Au moment-même où nous nous installons dans notre véritable nature, toutes les distinctions disparaissent.
Bithika Mukerji : Mâ, comment peut-on expliquer la personnification de l’Etre Suprême en tant que Dieu ?
Mâ : Quoi que l’on puisse dire, Personnel, Impersonnel – Le Seigneur est Lui-même tel qu’Il est.
Il est la réalité absolue, omniprésente dans l’univers, autant que demeurant au plus profond de l’être (antaryâmin).
Il est au-delà de toute compréhension, et en même temps, Il est le Soi intérieur en chacun, n’est-ce pas ?
Lui seul est (qu’on le considère comme inconnu, ou à connaître)
Celui qui est sans nom, sans forme. Cependant, tous les Noms sont Siens, Il est présent partout et universellement manifesté.
Où n’est-il pas ? Quand on touche la main de quelqu’un, il dit : « Ceci est moi ». Même ses vêtements indiquent sa présence.

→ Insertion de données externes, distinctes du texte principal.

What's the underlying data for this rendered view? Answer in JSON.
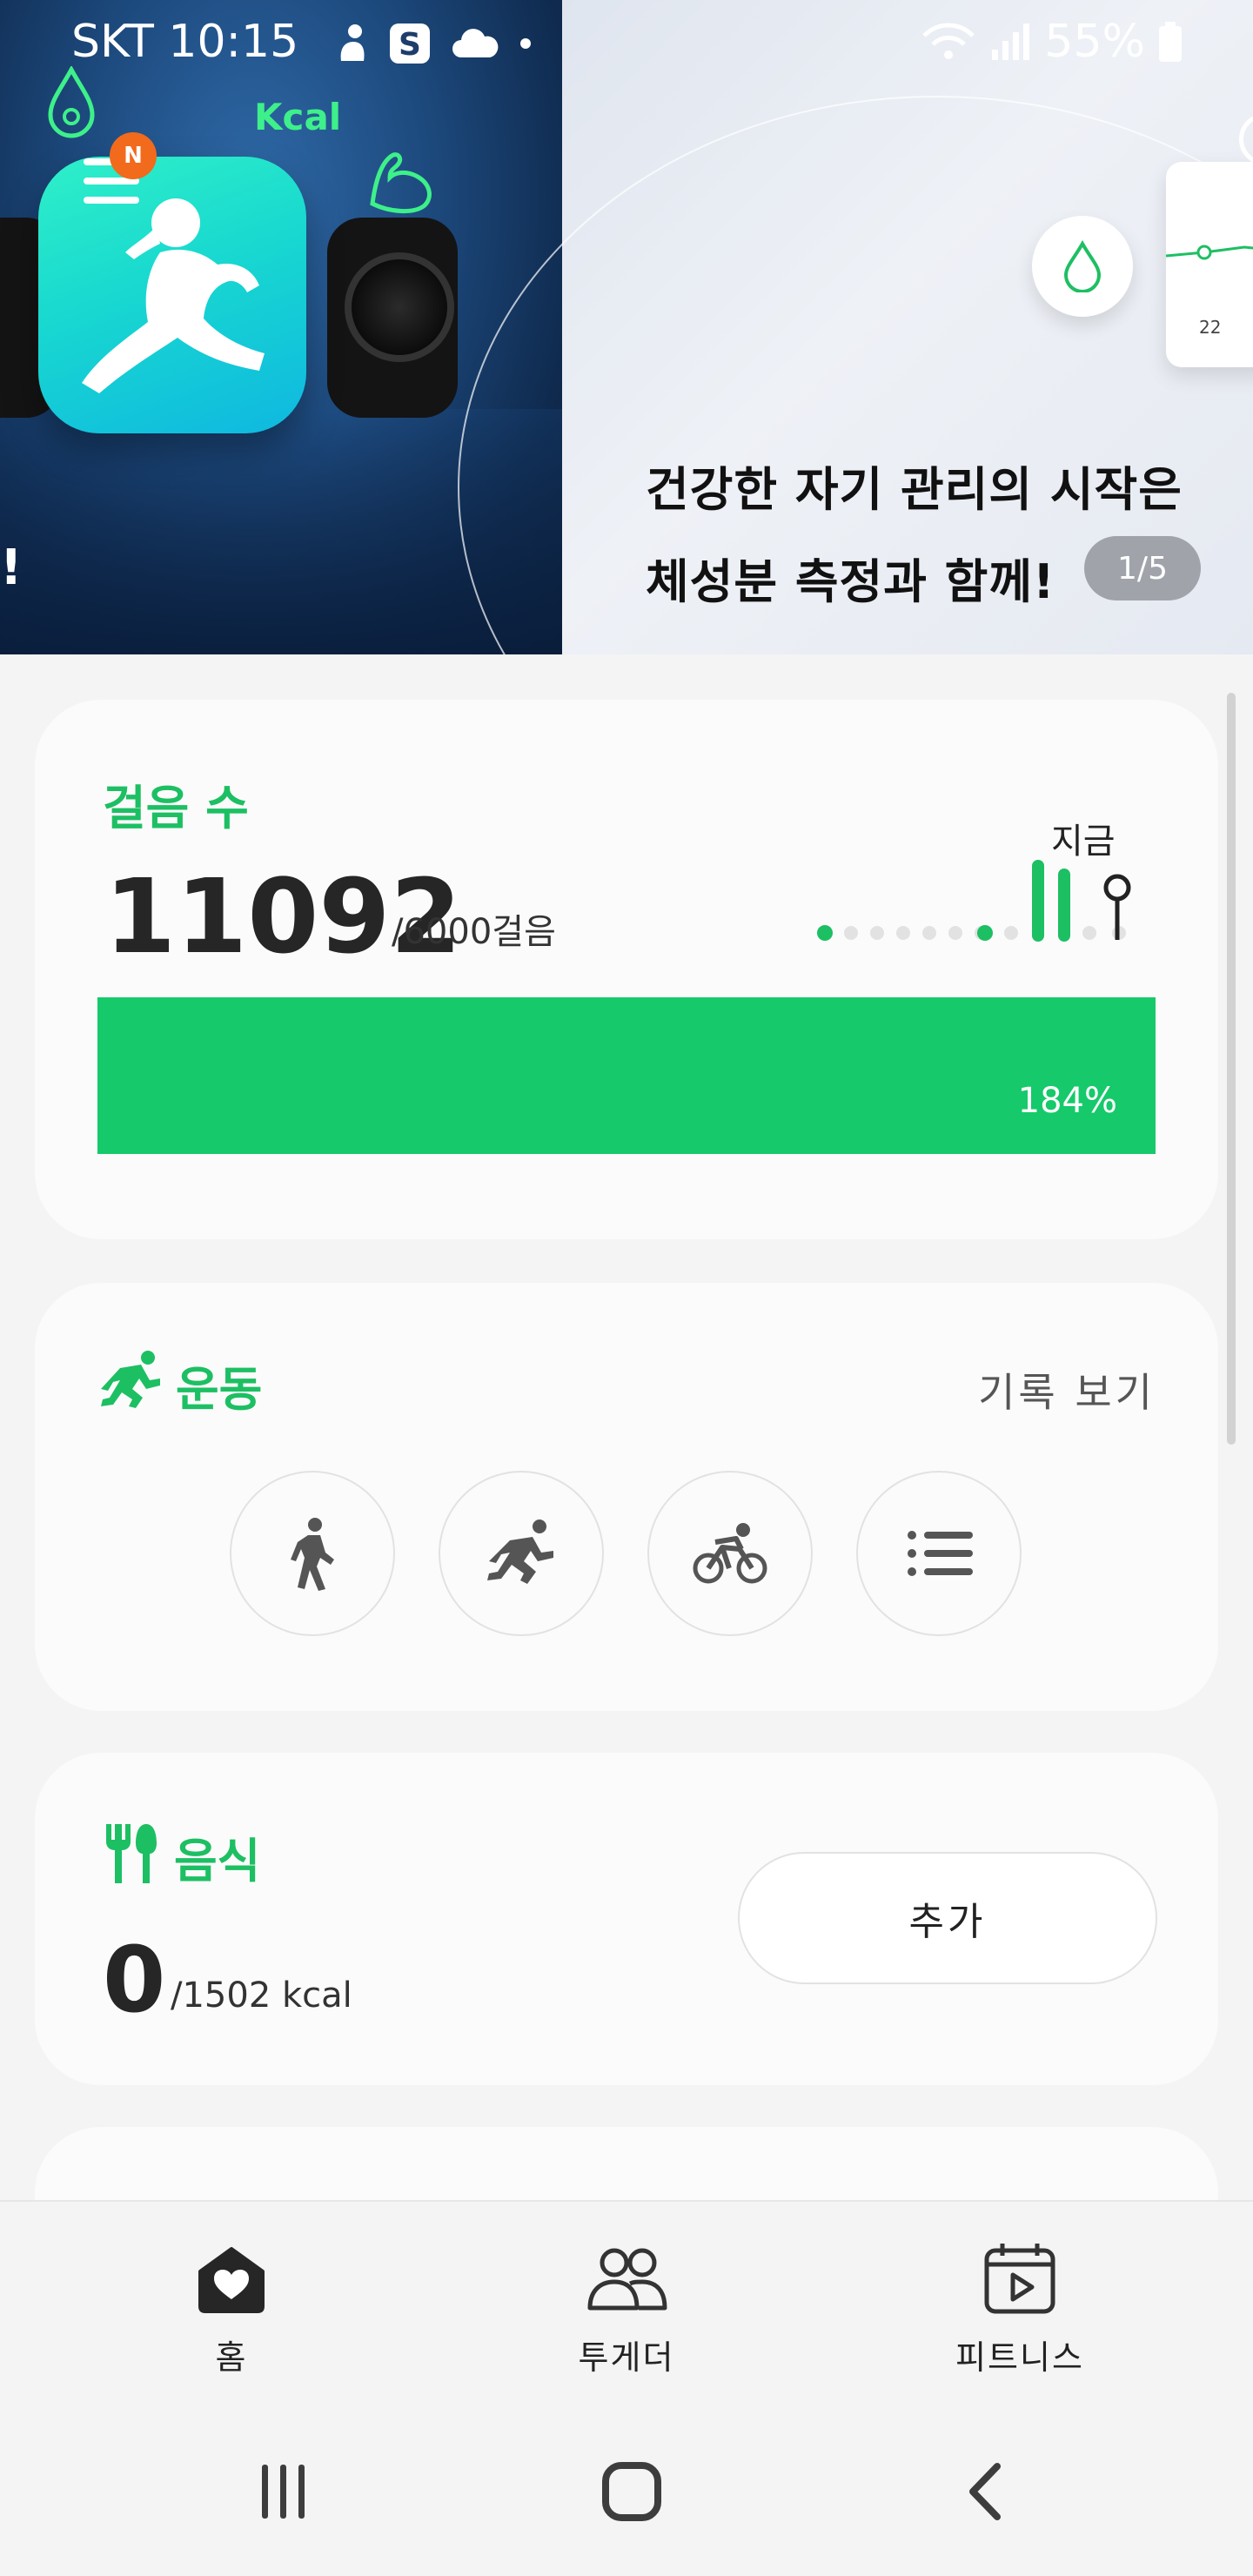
{
  "status_bar": {
    "time": "SKT 10:15",
    "battery": "55%"
  },
  "banner": {
    "kcal_label": "Kcal",
    "menu_badge": "N",
    "left_edge_mark": "!",
    "headline_line1": "건강한 자기 관리의 시작은",
    "headline_line2": "체성분 측정과 함께!",
    "counter": "1/5",
    "mini_chart_label": "22"
  },
  "steps": {
    "title": "걸음 수",
    "value": "11092",
    "goal": "/6000걸음",
    "now_label": "지금",
    "percent_text": "184%",
    "progress": 1.0
  },
  "exercise": {
    "title": "운동",
    "view_records": "기록 보기",
    "buttons": [
      "walking",
      "running",
      "cycling",
      "more-list"
    ]
  },
  "food": {
    "title": "음식",
    "value": "0",
    "goal": "/1502 kcal",
    "add_label": "추가"
  },
  "nav": {
    "home": "홈",
    "together": "투게더",
    "fitness": "피트니스"
  },
  "colors": {
    "accent": "#16c96a",
    "title_green": "#1dbf63",
    "badge_orange": "#f26a1b"
  }
}
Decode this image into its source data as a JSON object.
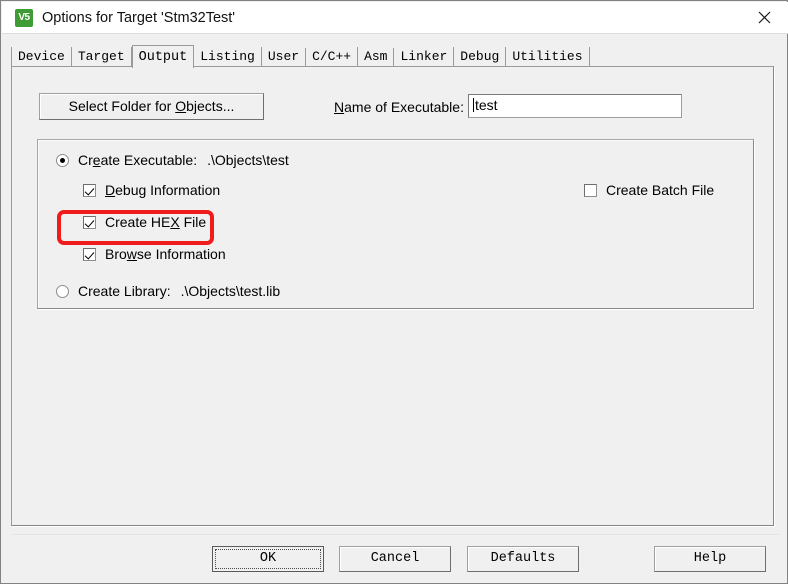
{
  "window": {
    "title": "Options for Target 'Stm32Test'",
    "icon_label": "V5",
    "icon_name": "uvision-logo-icon",
    "close_icon": "close-icon",
    "accent_highlight_color": "#ee1c1c",
    "titlebar_bg": "#ffffff",
    "dialog_bg": "#f0f0f0"
  },
  "tabs": [
    {
      "label": "Device",
      "selected": false
    },
    {
      "label": "Target",
      "selected": false
    },
    {
      "label": "Output",
      "selected": true
    },
    {
      "label": "Listing",
      "selected": false
    },
    {
      "label": "User",
      "selected": false
    },
    {
      "label": "C/C++",
      "selected": false
    },
    {
      "label": "Asm",
      "selected": false
    },
    {
      "label": "Linker",
      "selected": false
    },
    {
      "label": "Debug",
      "selected": false
    },
    {
      "label": "Utilities",
      "selected": false
    }
  ],
  "output_page": {
    "select_folder_button": "Select Folder for Objects...",
    "select_folder_button_pre": "Select Folder for ",
    "select_folder_button_mnemonic": "O",
    "select_folder_button_post": "bjects...",
    "name_of_executable_label": "Name of Executable:",
    "name_of_executable_mnemonic": "N",
    "name_of_executable_rest": "ame of Executable:",
    "executable_value": "test",
    "executable_placeholder": "",
    "create_executable": {
      "label": "Create Executable:",
      "label_pre": "Cr",
      "label_mnemonic": "e",
      "label_post": "ate Executable:",
      "path": ".\\Objects\\test",
      "checked": true
    },
    "debug_information": {
      "label": "Debug Information",
      "label_mnemonic": "D",
      "label_rest": "ebug Information",
      "checked": true
    },
    "create_hex_file": {
      "label": "Create HEX File",
      "label_pre": "Create HE",
      "label_mnemonic": "X",
      "label_post": " File",
      "checked": true,
      "highlighted": true
    },
    "browse_information": {
      "label": "Browse Information",
      "label_pre": "Bro",
      "label_mnemonic": "w",
      "label_post": "se Information",
      "checked": true
    },
    "create_batch_file": {
      "label": "Create Batch File",
      "checked": false
    },
    "create_library": {
      "label": "Create Library:",
      "path": ".\\Objects\\test.lib",
      "checked": false
    }
  },
  "footer": {
    "ok": "OK",
    "cancel": "Cancel",
    "defaults": "Defaults",
    "help": "Help",
    "focused_button": "OK"
  }
}
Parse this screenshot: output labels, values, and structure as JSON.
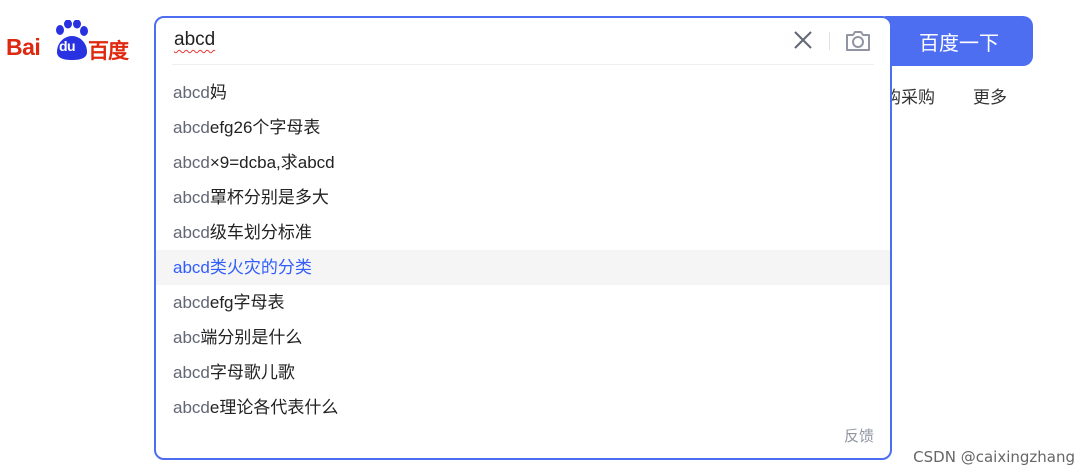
{
  "logo": {
    "text_latin": "Bai",
    "text_du": "du",
    "text_cn": "百度"
  },
  "search": {
    "query": "abcd",
    "button_label": "百度一下",
    "clear_icon": "close-icon",
    "camera_icon": "camera-icon"
  },
  "suggestions": [
    {
      "prefix": "abcd",
      "rest": "妈"
    },
    {
      "prefix": "abcd",
      "rest": "efg26个字母表"
    },
    {
      "prefix": "abcd",
      "rest": "×9=dcba,求abcd"
    },
    {
      "prefix": "abcd",
      "rest": "罩杯分别是多大"
    },
    {
      "prefix": "abcd",
      "rest": "级车划分标准"
    },
    {
      "prefix": "abcd",
      "rest": "类火灾的分类",
      "active": true
    },
    {
      "prefix": "abcd",
      "rest": "efg字母表"
    },
    {
      "prefix": "abc",
      "rest": "端分别是什么"
    },
    {
      "prefix": "abcd",
      "rest": "字母歌儿歌"
    },
    {
      "prefix": "abcd",
      "rest": "e理论各代表什么"
    }
  ],
  "feedback_label": "反馈",
  "nav": {
    "purchase": "购采购",
    "more": "更多"
  },
  "watermark": "CSDN @caixingzhang",
  "colors": {
    "brand_blue": "#4e6ef2",
    "active_link": "#315efb",
    "logo_red": "#de2910"
  }
}
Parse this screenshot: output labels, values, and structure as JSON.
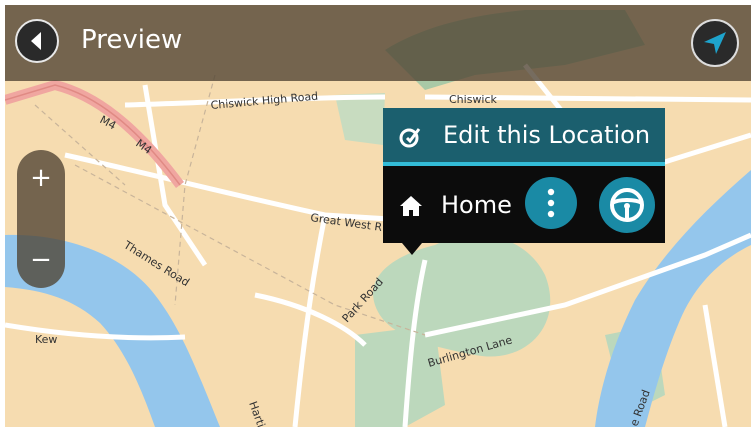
{
  "header": {
    "title": "Preview",
    "back_icon": "back-arrow-icon",
    "location_icon": "current-location-icon"
  },
  "zoom": {
    "in_label": "+",
    "out_label": "−"
  },
  "popup": {
    "edit_label": "Edit this Location",
    "edit_icon": "edit-location-icon",
    "home_label": "Home",
    "home_icon": "home-icon",
    "more_icon": "more-options-icon",
    "drive_icon": "steering-wheel-icon"
  },
  "map": {
    "labels": {
      "chiswick_high_road": "Chiswick High Road",
      "chiswick": "Chiswick",
      "m4_a": "M4",
      "m4_b": "M4",
      "great_west_road": "Great West R",
      "thames_road": "Thames Road",
      "park_road": "Park Road",
      "burlington_lane": "Burlington Lane",
      "kew": "Kew",
      "harting": "Hartin",
      "road_right": "e Road"
    }
  },
  "colors": {
    "map_land": "#f6dcb0",
    "river": "#94c6ec",
    "park": "#bcd8bc",
    "popup_top": "#1b5f6e",
    "popup_accent": "#33bcd8",
    "button_blue": "#1a8aa5",
    "motorway": "#f0a6a0"
  }
}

Toutes les religions reconnaissent Sa présence, elles prennent leur source en lui. Comment saisir cette immensité ?
Prenons l’exemple d’une personne seule dans le tourbillon des relations (irradiant de lui) : il est le père, le fils, le mari, le frère, etc.
Il en est ainsi dans toutes les religions. Ce sont toutes des relations intimes et chacune est unique en elle-même.
Q : Les chrétiens croient que le Christ est une Incarnation, la seule Incarnation envoyée pour sauver l’humanité. Il est le seul médiateur entre Dieu et l’homme.
Mâ : D’accord, il est certainement juste pour les chrétiens de croire cela, pourquoi pas ?
La foi perd de sa vigueur spirituelle si elle est universalisée. Ce n’est pas nécessaire d’en arriver là.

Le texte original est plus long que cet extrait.